Logging the user in before Capybara feature specs/system specs

by Jason Swett,

Logging in

If you’re building an app that has user login functionality, you’ll at some point need to write some tests that log the user in before performing the test steps.

One approach I’ve seen is to have Capybara actually navigate to the sign in page, fill_in the email and password fields, and hit submit. This works but, if you’re using Devise, it’s a little more complicated than necessary. There’s a better way.

The Devise docs have a pretty good solution. Just add this to spec/rails_helper:

RSpec.configure do |config|
  config.include Warden::Test::Helpers
end

Then, any place you need to log in, you can do login_as(FactoryBot.create(:user)).

Log in before each test or log in once before all tests?

One of my readers, Justin K, wrote me with the following question:

If you use Capybara to do system tests, how do you handle authentication?
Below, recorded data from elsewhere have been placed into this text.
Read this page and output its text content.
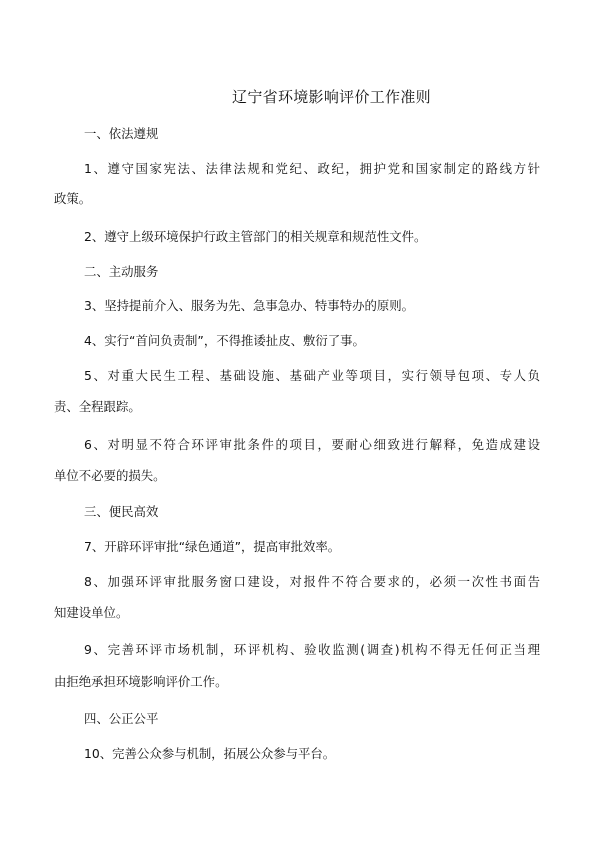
辽宁省环境影响评价工作准则
一、依法遵规
1、遵守国家宪法、法律法规和党纪、政纪，拥护党和国家制定的路线方针
政策。
2、遵守上级环境保护行政主管部门的相关规章和规范性文件。
二、主动服务
3、坚持提前介入、服务为先、急事急办、特事特办的原则。
4、实行“首问负责制”，不得推诿扯皮、敷衍了事。
5、对重大民生工程、基础设施、基础产业等项目，实行领导包项、专人负
责、全程跟踪。
6、对明显不符合环评审批条件的项目，要耐心细致进行解释，免造成建设
单位不必要的损失。
三、便民高效
7、开辟环评审批“绿色通道”，提高审批效率。
8、加强环评审批服务窗口建设，对报件不符合要求的，必须一次性书面告
知建设单位。
9、完善环评市场机制，环评机构、验收监测(调查)机构不得无任何正当理
由拒绝承担环境影响评价工作。
四、公正公平
10、完善公众参与机制，拓展公众参与平台。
Do you do the login step on each test or do you log in once and then just try and run all of your system level tests?

The answer is that I log in individually for each test.

The reason is that some of my tests require the user to be logged in, some of my tests require that the user is not logged in, and other tests require that some specific type of user (e.g. an admin user) is logged in.

I do often put my login_as call in a before block at the top of a test file to reduce duplication, but that doesn’t mean only once for that set of files. A common misconception is that a before block will give a performance benefit by only running the code in the before block once. This is not the case. before is shorthand for before(:each) and any code inside it will get run before each individual it block. I never use before(:all) inside of individual tests because I want each test case to be as isolated as possible.